With many states either opening their legalized sportsbooks recently or having relevant bills in the works, it is an exciting time for this burgeoning sector. The latest state that appears to be making moves in this regard is Colorado.

History of gambling in Colorado

Colorado has an interesting history when it comes to gambling, with various immigrant groups bringing their own versions of games when they ventured west in the 19th century.

It is widely believed that America’s first casino was located in Colorado. Brown’s Saloon opened in 1822 and was located at the border area that connects Wyoming, Utah and Colorado.

Colorado didn’t launch its state lottery until 1983. Powerball was allowed in 2001, with Mega Millions arriving in 2010. Since 2016 Colorado has also allowed the Lucky for Life game.

In 1991 casino gambling was legalized, but only in historic towns such as Central City, Cripple Creek and Black Hawk.

Certain restrictions were implemented as part of this new law, such as a maximum betting stake of $5 and players having to be at least 21 years old in order to play. The law was only just passed, as 41% of registered voters were against the proposed bill.

State compacts were signed in 1995 with the Southern Ute and Ute Mountain tribes that gave them the ability to operate casinos in an independent fashion, meaning that state regulation and oversight would not be needed. These casinos also received a tax exemption as part of the compact, but still only certain types of games are allowed at there.

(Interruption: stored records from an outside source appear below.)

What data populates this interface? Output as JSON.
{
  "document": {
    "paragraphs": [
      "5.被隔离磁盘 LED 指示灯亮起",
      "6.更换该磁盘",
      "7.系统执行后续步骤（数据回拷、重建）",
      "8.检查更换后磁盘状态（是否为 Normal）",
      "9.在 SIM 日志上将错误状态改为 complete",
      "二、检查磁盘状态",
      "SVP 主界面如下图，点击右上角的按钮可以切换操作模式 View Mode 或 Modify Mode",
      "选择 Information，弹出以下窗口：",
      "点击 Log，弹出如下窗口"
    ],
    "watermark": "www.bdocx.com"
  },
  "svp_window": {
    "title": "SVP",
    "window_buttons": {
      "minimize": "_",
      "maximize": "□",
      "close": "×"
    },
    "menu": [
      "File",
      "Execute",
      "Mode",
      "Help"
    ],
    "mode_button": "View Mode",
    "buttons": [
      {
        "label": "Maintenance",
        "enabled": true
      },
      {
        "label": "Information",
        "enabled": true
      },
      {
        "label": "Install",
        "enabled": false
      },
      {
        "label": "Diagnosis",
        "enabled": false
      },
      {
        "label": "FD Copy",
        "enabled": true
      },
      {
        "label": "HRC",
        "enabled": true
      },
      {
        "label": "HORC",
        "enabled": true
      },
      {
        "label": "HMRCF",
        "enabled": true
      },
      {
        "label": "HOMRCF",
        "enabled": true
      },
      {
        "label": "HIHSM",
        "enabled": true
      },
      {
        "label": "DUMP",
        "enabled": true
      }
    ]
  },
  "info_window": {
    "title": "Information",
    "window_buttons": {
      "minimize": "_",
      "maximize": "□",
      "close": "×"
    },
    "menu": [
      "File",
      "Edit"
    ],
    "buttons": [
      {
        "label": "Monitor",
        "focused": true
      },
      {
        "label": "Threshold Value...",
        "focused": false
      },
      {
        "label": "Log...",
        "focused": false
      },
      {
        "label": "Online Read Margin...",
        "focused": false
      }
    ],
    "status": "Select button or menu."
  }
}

Charity games such as raffles and bingo have been allowed since 1999 once they receive the relevant licenses. In 2008 Amendment 50 was passed, which gave the historic casino towns the ability to make changes to regulations in a manner in which they saw fit.

This culminated in the maximum stake per bet being increased to $100. Roulette and craps were also introduced, joining blackjack and poker, with the previous curfew of 2am being lifted, which meant that these casinos could open all day and all night.

Colorado sports betting imminent?

Walker Stapleton, a Republican candidate in Colorado, is adamant that sports betting will be legalized in the state in the very near future.

He is pushing for the implementation of a tax on these wagers, with the proceeds to be used to fix bridges and roads in the state, many of which are in desperate need of repair.

While it is not known if he also is in favor of having online gambling legalized, Stapleton is adamant about his idea of using the proceeds of sports betting to help invest in vital capital infrastructure in the area.

Sports gambling is still illegal in Colorado, but is unlikely to be the case for very long. A sports betting bill is likely to be put before the upcoming legislative session in 2019 and seriously considered.

Other state Representatives such as Alex Garnett and Cole Wist have voiced their support for such a bill and are willing to sponsor it. One positive such a bill would have on its side is that this type of move would not require a change in the state constitution.

Sports betting is prohibited as part of the state criminal code, rather than the state constitution, meaning that it will be the legislature that has complete control over the outcome of this bill.

This means that it would not be an issue that would be put forth to voters. This is good news for those in support of legalization, because historically the Colorado voter base has been against expanding gambling activities outside the realm of the three historic cities. Numerous proposed amendments have been shot down over the years by voters.

There would still be significant hurdles to be overcome. Stakeholders and constituents will have a large say with their respective assembly members, so it could be a long drawn out issue.

With a lot of infrastructure needing repairs or a complete overhaul, revenue derived from legalized gambling could be deployed in this manner, as outlined by Republican Stapleton.

It may be a trade-off that constituents and elected officials may have to settle for – legalized sports betting in exchange for better bridges and roads.